Today I saw my first episode of a fantastic drama! The literal translation is War and Beauty, and it is based around the historic world of the Chinese court. Everyone is fighting for power – but it is the subtle and ingenious ways they do this that is so intriguing. Within the setting, these stories are absolutely believable.
The main action in War and Beauty centres on the concubines. Concubines were beautiful women that the Chinese emperors had living in court, purely for his pleasure. To gain his favour the concubines would do anything, because he alone controlled their quality of life. The emperor would have children with any one of these women, and a concubine that bore him a future emperor would obtain the highest status. However – as happened to the emperor’s favourite concubine in this story – a female baby is not suitable. The life of a concubine was a game of prostitution and chance.
Concubines were girls that were chosen from anywhere in China, on the basis of their beauty. Life at court was the best you could have, but you also had to leave your previous life behind you. There is nothing to fall back on if you get thrown out. With so much at stake, emotions would inevitably run high. Chinese emperors also had a wife who was superior to all concubines. The concubines were not married to the emperor, and therefore had few official rights. This seems the precise situation where a woman will gain status in any way she can. In this drama, the girls came up with some brilliant ways of getting what they wanted. Although not all of them worked…
There was a structured grading system for Chinese concubines that gave incentive to climb the ladder. By receiving a promotion to a higher grade, you obtained more privileges. Now what happens when a group of girls compete? They bitch. They backstab. They manipulate. That’s just what they do! And anyway, how could you ever be comfortable sharing the same man? And can you imagine how the queen felt??!

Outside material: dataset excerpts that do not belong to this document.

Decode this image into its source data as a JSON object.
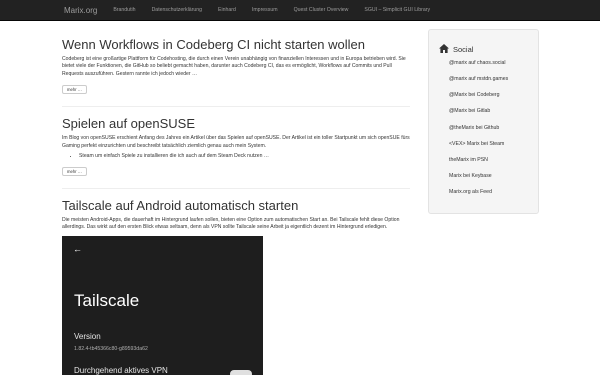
{
  "navbar": {
    "brand": "Marix.org",
    "links": [
      "Brandutih",
      "Datenschutzerklärung",
      "Einhard",
      "Impressum",
      "Quest Cluster Overview",
      "SGUI – Simplicit GUI Library"
    ]
  },
  "posts": [
    {
      "title": "Wenn Workflows in Codeberg CI nicht starten wollen",
      "text": "Codeberg ist eine großartige Plattform für Codehosting, die durch einen Verein unabhängig von finanziellen Interessen und in Europa betrieben wird. Sie bietet viele der Funktionen, die GitHub so beliebt gemacht haben, darunter auch Codeberg CI, das es ermöglicht, Workflows auf Commits und Pull Requests auszuführen. Gestern rannte ich jedoch wieder …",
      "more": "mehr …"
    },
    {
      "title": "Spielen auf openSUSE",
      "text": "Im Blog von openSUSE erschient Anfang des Jahres ein Artikel über das Spielen auf openSUSE. Der Artikel ist ein toller Startpunkt um sich openSUE fürs Gaming perfekt einzurichten und beschreibt tatsächlich ziemlich genau auch mein System.",
      "bullet": "Steam um einfach Spiele zu installieren die ich auch auf dem Steam Deck nutzen …",
      "more": "mehr …"
    },
    {
      "title": "Tailscale auf Android automatisch starten",
      "text": "Die meisten Android-Apps, die dauerhaft im Hintergrund laufen sollen, bieten eine Option zum automatischen Start an. Bei Tailscale fehlt diese Option allerdings. Das wirkt auf den ersten Blick etwas seltsam, denn als VPN sollte Tailscale seine Arbeit ja eigentlich dezent im Hintergrund erledigen."
    }
  ],
  "screenshot": {
    "back": "←",
    "app_title": "Tailscale",
    "version_label": "Version",
    "version_value": "1.82.4-tb45366c80-g89593da62",
    "cut_label": "Durchgehend aktives VPN"
  },
  "sidebar": {
    "title": "Social",
    "icon": "home-icon",
    "items": [
      "@marix auf chaos.social",
      "@marix auf mstdn.games",
      "@Marix bei Codeberg",
      "@Marix bei Gitlab",
      "@theMarix bei Github",
      "<VEX> Marix bei Steam",
      "theMarix im PSN",
      "Marix bei Keybase",
      "Marix.org als Feed"
    ]
  }
}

The male perspective in War and Beauty presents another level. Most men in court are eunuchs – then the emperor has no competition and knows that all pregnancies are caused by him! The main male characters in this drama were medics… and all their bodies were functioning fully! Of course, these were loyal men. This provided a good contrast to the power-hungry women. However, the men had less opportunity to progress! Chinese history has shown that a concubine can gain immense power. The main theme in the story is the fight for power – but there is also the question: Is it all worth it? With the help of the male characters, War and Beauty presents the dilemma between love and duty; true feelings versus pretence.
It was wonderful to see the setting in the real Forbidden City. This was the centre of Chinese rule for seven centuries, until around a century ago. The attention to detail was fantastic: Each prop that was used I later saw in museums. The detail in the elaborate costumes was perfect. The way of life is also depicted accurately too – and brought to life in a way you would never otherwise see. There is a big difference between learning about something and seeing it actually happen.
Now obviously I didn’t understand a word the actors said. I could still follow the story! The acting was excellent because the facial expressions told me when someone was plotting, or angry, or satisfied, or genuine. They were playing demure characters but you could still recognise what they were thinking. With occasional explanation from my friend, I didn’t feel lost at all. We should all be able to see this quality drama! The one in the picture even has English on it! Why can’t we find Chinese DVDs at our local entertainment store? Right, everyone down to your local China Town – with enough demand, they’ll make the DVDs with helpful English subtitles!